Though the recollections which had flashed through his mind occupied only seconds of time, Mel was conscious once again of Tanya's perceptiveness concerning himself. No one else that he could remember had ever had quite the same facility for divining his thoughts. It argued an instinctive closeness between them.



He was aware of Tanya watching his face, her eyes gentle, understanding, but beyond the gentleness was a woman's strength and a sensuality which instinct told him could leap to flame. Suddenly, he wanted their closeness to become closer still.



"You didn't send me far away," Mel answered. "You brought me nearer. At this moment I want you very much." As their eyes met directly, he added, "In every way."



Tanya was characteristically frank. "I want you too." She smiled slightly. "I have for a long time."



His impulse was to suggest that they both leave now, and find some quiet place together... Tanya's apartment perhaps... and hang the consequences!
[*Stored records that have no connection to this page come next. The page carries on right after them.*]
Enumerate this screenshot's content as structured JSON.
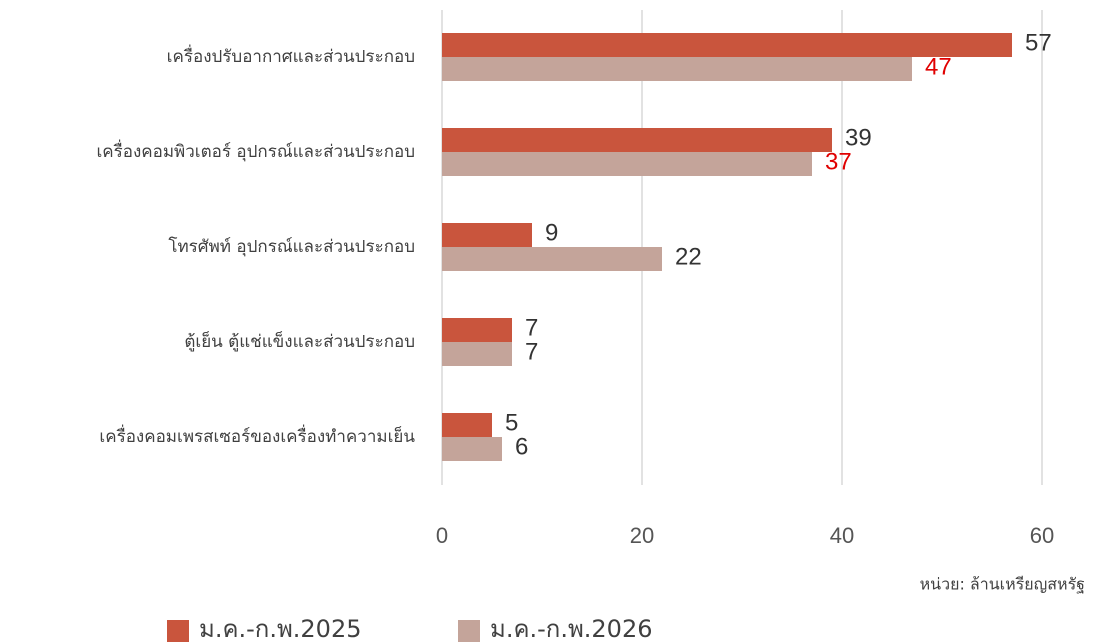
{
  "chart_data": {
    "type": "bar",
    "orientation": "horizontal",
    "categories": [
      "เครื่องปรับอากาศและส่วนประกอบ",
      "เครื่องคอมพิวเตอร์ อุปกรณ์และส่วนประกอบ",
      "โทรศัพท์ อุปกรณ์และส่วนประกอบ",
      "ตู้เย็น ตู้แช่แข็งและส่วนประกอบ",
      "เครื่องคอมเพรสเซอร์ของเครื่องทำความเย็น"
    ],
    "series": [
      {
        "name": "ม.ค.-ก.พ.2025",
        "color": "#c9553d",
        "values": [
          57,
          39,
          9,
          7,
          5
        ],
        "label_colors": [
          "#333333",
          "#333333",
          "#333333",
          "#333333",
          "#333333"
        ]
      },
      {
        "name": "ม.ค.-ก.พ.2026",
        "color": "#c4a49a",
        "values": [
          47,
          37,
          22,
          7,
          6
        ],
        "label_colors": [
          "#e00000",
          "#e00000",
          "#333333",
          "#333333",
          "#333333"
        ]
      }
    ],
    "xlim": [
      0,
      60
    ],
    "xticks": [
      0,
      20,
      40,
      60
    ],
    "grid": true,
    "note": "หน่วย: ล้านเหรียญสหรัฐ",
    "legend": "bottom"
  }
}
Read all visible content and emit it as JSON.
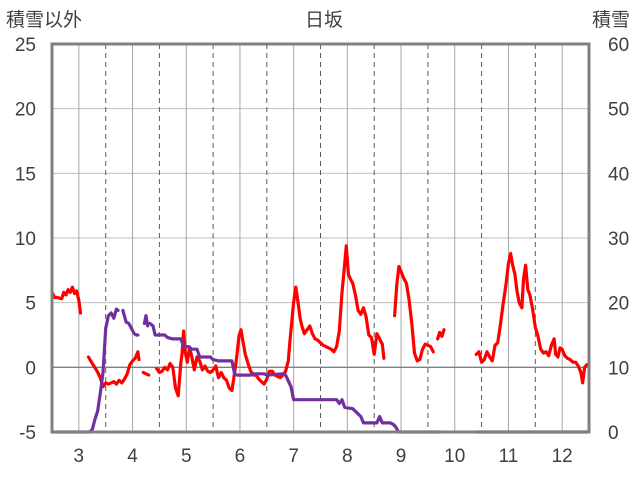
{
  "chart_data": {
    "type": "line",
    "title": "日坂",
    "ylabel_left": "積雪以外",
    "ylabel_right": "積雪",
    "xlim": [
      2.5,
      12.5
    ],
    "ylim_left": [
      -5,
      25
    ],
    "ylim_right": [
      0,
      60
    ],
    "x_ticks": [
      3,
      4,
      5,
      6,
      7,
      8,
      9,
      10,
      11,
      12
    ],
    "y_ticks_left": [
      -5,
      0,
      5,
      10,
      15,
      20,
      25
    ],
    "y_ticks_right": [
      0,
      10,
      20,
      30,
      40,
      50,
      60
    ],
    "grid": true,
    "series": [
      {
        "name": "",
        "axis": "left",
        "color": "#ff0000",
        "segments": [
          [
            [
              2.5,
              5.8
            ],
            [
              2.55,
              5.4
            ],
            [
              2.6,
              5.4
            ],
            [
              2.68,
              5.3
            ],
            [
              2.72,
              5.8
            ],
            [
              2.76,
              5.6
            ],
            [
              2.8,
              6.0
            ],
            [
              2.84,
              5.8
            ],
            [
              2.88,
              6.2
            ],
            [
              2.92,
              5.7
            ],
            [
              2.96,
              5.9
            ],
            [
              3.0,
              5.2
            ],
            [
              3.03,
              4.2
            ]
          ],
          [
            [
              3.18,
              0.8
            ],
            [
              3.22,
              0.5
            ],
            [
              3.28,
              0.1
            ],
            [
              3.34,
              -0.3
            ],
            [
              3.4,
              -0.8
            ],
            [
              3.45,
              -1.5
            ],
            [
              3.5,
              -1.2
            ],
            [
              3.55,
              -1.3
            ],
            [
              3.6,
              -1.2
            ],
            [
              3.65,
              -1.1
            ],
            [
              3.7,
              -1.3
            ],
            [
              3.75,
              -1.0
            ],
            [
              3.8,
              -1.2
            ],
            [
              3.85,
              -0.9
            ],
            [
              3.9,
              -0.5
            ],
            [
              3.95,
              0.2
            ],
            [
              4.0,
              0.5
            ],
            [
              4.05,
              0.7
            ],
            [
              4.1,
              1.2
            ],
            [
              4.12,
              0.6
            ]
          ],
          [
            [
              4.2,
              -0.4
            ],
            [
              4.25,
              -0.5
            ],
            [
              4.3,
              -0.6
            ]
          ],
          [
            [
              4.45,
              -0.1
            ],
            [
              4.5,
              -0.4
            ],
            [
              4.55,
              -0.3
            ],
            [
              4.6,
              0.0
            ],
            [
              4.65,
              -0.2
            ],
            [
              4.7,
              0.3
            ],
            [
              4.75,
              0.0
            ],
            [
              4.8,
              -1.6
            ],
            [
              4.85,
              -2.2
            ],
            [
              4.9,
              0.4
            ],
            [
              4.92,
              1.0
            ],
            [
              4.95,
              2.8
            ],
            [
              4.98,
              1.2
            ],
            [
              5.02,
              0.4
            ],
            [
              5.06,
              1.5
            ],
            [
              5.1,
              0.9
            ],
            [
              5.15,
              -0.2
            ],
            [
              5.2,
              0.8
            ],
            [
              5.25,
              0.5
            ],
            [
              5.3,
              -0.2
            ],
            [
              5.35,
              0.1
            ],
            [
              5.4,
              -0.3
            ],
            [
              5.45,
              -0.4
            ],
            [
              5.5,
              -0.2
            ],
            [
              5.55,
              0.1
            ],
            [
              5.6,
              -0.8
            ],
            [
              5.65,
              -0.4
            ],
            [
              5.7,
              -0.8
            ],
            [
              5.75,
              -1.0
            ],
            [
              5.8,
              -1.6
            ],
            [
              5.85,
              -1.8
            ],
            [
              5.88,
              -1.0
            ],
            [
              5.92,
              0.2
            ],
            [
              5.95,
              1.2
            ],
            [
              5.98,
              2.4
            ],
            [
              6.02,
              2.9
            ],
            [
              6.06,
              1.9
            ],
            [
              6.1,
              1.0
            ],
            [
              6.15,
              0.3
            ],
            [
              6.2,
              -0.3
            ],
            [
              6.25,
              -0.6
            ],
            [
              6.3,
              -0.6
            ],
            [
              6.35,
              -0.9
            ],
            [
              6.4,
              -1.1
            ],
            [
              6.45,
              -1.3
            ],
            [
              6.5,
              -0.9
            ],
            [
              6.55,
              -0.3
            ],
            [
              6.6,
              -0.3
            ],
            [
              6.65,
              -0.6
            ],
            [
              6.7,
              -0.7
            ],
            [
              6.75,
              -0.8
            ],
            [
              6.8,
              -0.6
            ],
            [
              6.85,
              -0.3
            ],
            [
              6.9,
              0.5
            ],
            [
              6.93,
              2.0
            ],
            [
              6.96,
              3.3
            ],
            [
              7.0,
              5.0
            ],
            [
              7.04,
              6.2
            ],
            [
              7.08,
              5.1
            ],
            [
              7.12,
              3.8
            ],
            [
              7.16,
              3.1
            ],
            [
              7.2,
              2.6
            ],
            [
              7.25,
              2.9
            ],
            [
              7.3,
              3.2
            ],
            [
              7.35,
              2.6
            ],
            [
              7.4,
              2.2
            ],
            [
              7.45,
              2.1
            ],
            [
              7.5,
              1.9
            ],
            [
              7.55,
              1.7
            ],
            [
              7.6,
              1.6
            ],
            [
              7.65,
              1.5
            ],
            [
              7.7,
              1.4
            ],
            [
              7.75,
              1.2
            ],
            [
              7.8,
              1.6
            ],
            [
              7.85,
              2.8
            ],
            [
              7.9,
              5.8
            ],
            [
              7.94,
              7.5
            ],
            [
              7.98,
              9.4
            ],
            [
              8.02,
              7.2
            ],
            [
              8.06,
              6.8
            ],
            [
              8.1,
              6.5
            ],
            [
              8.15,
              5.6
            ],
            [
              8.2,
              4.4
            ],
            [
              8.25,
              4.1
            ],
            [
              8.3,
              4.6
            ],
            [
              8.35,
              3.9
            ],
            [
              8.4,
              2.5
            ],
            [
              8.45,
              2.3
            ],
            [
              8.5,
              1.0
            ],
            [
              8.55,
              2.6
            ],
            [
              8.6,
              2.2
            ],
            [
              8.65,
              1.8
            ],
            [
              8.68,
              0.7
            ]
          ],
          [
            [
              8.88,
              4.0
            ],
            [
              8.92,
              6.4
            ],
            [
              8.96,
              7.8
            ],
            [
              9.0,
              7.4
            ],
            [
              9.05,
              6.9
            ],
            [
              9.1,
              6.5
            ],
            [
              9.15,
              5.2
            ],
            [
              9.2,
              3.4
            ],
            [
              9.25,
              1.1
            ],
            [
              9.3,
              0.5
            ],
            [
              9.35,
              0.6
            ],
            [
              9.4,
              1.4
            ],
            [
              9.45,
              1.8
            ],
            [
              9.5,
              1.7
            ],
            [
              9.55,
              1.6
            ],
            [
              9.6,
              1.2
            ]
          ],
          [
            [
              9.68,
              2.2
            ],
            [
              9.72,
              2.7
            ],
            [
              9.76,
              2.4
            ],
            [
              9.8,
              2.9
            ]
          ],
          [
            [
              10.4,
              1.0
            ],
            [
              10.45,
              1.2
            ],
            [
              10.5,
              0.4
            ],
            [
              10.55,
              0.6
            ],
            [
              10.6,
              1.2
            ],
            [
              10.65,
              0.8
            ],
            [
              10.7,
              0.5
            ],
            [
              10.75,
              1.7
            ],
            [
              10.8,
              1.9
            ],
            [
              10.85,
              3.3
            ],
            [
              10.9,
              4.9
            ],
            [
              10.95,
              6.3
            ],
            [
              11.0,
              8.0
            ],
            [
              11.04,
              8.8
            ],
            [
              11.08,
              7.9
            ],
            [
              11.12,
              7.2
            ],
            [
              11.16,
              5.9
            ],
            [
              11.2,
              5.0
            ],
            [
              11.25,
              4.6
            ],
            [
              11.28,
              6.8
            ],
            [
              11.32,
              7.9
            ],
            [
              11.36,
              6.0
            ],
            [
              11.4,
              5.6
            ],
            [
              11.45,
              4.5
            ],
            [
              11.5,
              3.1
            ],
            [
              11.55,
              2.4
            ],
            [
              11.6,
              1.4
            ],
            [
              11.65,
              1.1
            ],
            [
              11.7,
              1.2
            ],
            [
              11.75,
              0.9
            ],
            [
              11.8,
              1.7
            ],
            [
              11.85,
              2.2
            ],
            [
              11.88,
              1.0
            ],
            [
              11.92,
              0.8
            ],
            [
              11.96,
              1.5
            ],
            [
              12.0,
              1.4
            ],
            [
              12.05,
              0.9
            ],
            [
              12.1,
              0.7
            ],
            [
              12.15,
              0.6
            ],
            [
              12.2,
              0.4
            ],
            [
              12.25,
              0.4
            ],
            [
              12.3,
              0.1
            ],
            [
              12.35,
              -0.4
            ],
            [
              12.38,
              -1.2
            ],
            [
              12.42,
              0.0
            ],
            [
              12.46,
              0.2
            ]
          ]
        ]
      },
      {
        "name": "",
        "axis": "left",
        "color": "#7030a0",
        "segments": [
          [
            [
              2.5,
              -5.0
            ],
            [
              3.2,
              -5.0
            ],
            [
              3.25,
              -4.8
            ],
            [
              3.3,
              -4.0
            ],
            [
              3.35,
              -3.4
            ],
            [
              3.4,
              -2.0
            ],
            [
              3.45,
              -0.4
            ],
            [
              3.5,
              3.0
            ],
            [
              3.55,
              4.0
            ],
            [
              3.6,
              4.2
            ],
            [
              3.65,
              3.8
            ],
            [
              3.7,
              4.5
            ],
            [
              3.73,
              4.4
            ]
          ],
          [
            [
              3.82,
              4.4
            ],
            [
              3.88,
              3.5
            ],
            [
              3.93,
              3.4
            ],
            [
              3.98,
              3.0
            ],
            [
              4.03,
              2.6
            ],
            [
              4.07,
              2.5
            ],
            [
              4.1,
              2.5
            ]
          ],
          [
            [
              4.22,
              3.4
            ],
            [
              4.25,
              4.0
            ],
            [
              4.28,
              3.2
            ]
          ],
          [
            [
              4.32,
              3.4
            ],
            [
              4.38,
              3.2
            ],
            [
              4.42,
              2.5
            ],
            [
              4.6,
              2.5
            ],
            [
              4.65,
              2.3
            ],
            [
              4.75,
              2.2
            ],
            [
              4.9,
              2.2
            ],
            [
              4.95,
              1.6
            ],
            [
              5.05,
              1.6
            ],
            [
              5.1,
              1.4
            ],
            [
              5.2,
              1.4
            ],
            [
              5.25,
              0.8
            ],
            [
              5.45,
              0.8
            ],
            [
              5.5,
              0.6
            ],
            [
              5.6,
              0.5
            ],
            [
              5.85,
              0.5
            ],
            [
              5.9,
              -0.5
            ],
            [
              5.95,
              -0.6
            ],
            [
              6.2,
              -0.6
            ],
            [
              6.25,
              -0.5
            ],
            [
              6.45,
              -0.5
            ],
            [
              6.5,
              -0.6
            ],
            [
              6.8,
              -0.5
            ],
            [
              6.85,
              -0.6
            ],
            [
              6.95,
              -1.5
            ],
            [
              7.0,
              -2.5
            ],
            [
              7.8,
              -2.5
            ],
            [
              7.85,
              -2.8
            ],
            [
              7.9,
              -2.5
            ],
            [
              7.95,
              -3.1
            ],
            [
              8.1,
              -3.2
            ],
            [
              8.15,
              -3.4
            ],
            [
              8.25,
              -3.8
            ],
            [
              8.3,
              -4.3
            ],
            [
              8.55,
              -4.3
            ],
            [
              8.6,
              -3.8
            ],
            [
              8.65,
              -4.3
            ],
            [
              8.8,
              -4.3
            ],
            [
              8.85,
              -4.4
            ],
            [
              8.9,
              -4.6
            ],
            [
              8.95,
              -5.0
            ],
            [
              9.7,
              -5.0
            ]
          ],
          [
            [
              10.4,
              -5.0
            ],
            [
              12.46,
              -5.0
            ]
          ]
        ]
      }
    ]
  }
}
Then Mel accepted what he already knew; he couldn't go. Not yet.



"We'll meet later," he told her. "Tonight. I'm not sure how much later, but we will. Don't go home without me." He wanted to reach out, and seize and hold her, and press her body to his, but the traffic of the concourse was all around them.



She reached out, her fingertips resting lightly on his hand. The sense of contact was electric. "I'll wait," Tanya said. "I'll wait as long as you want."



A moment later she moved away, and was instantly swallowed up in the press of passengers around the Trans America counters.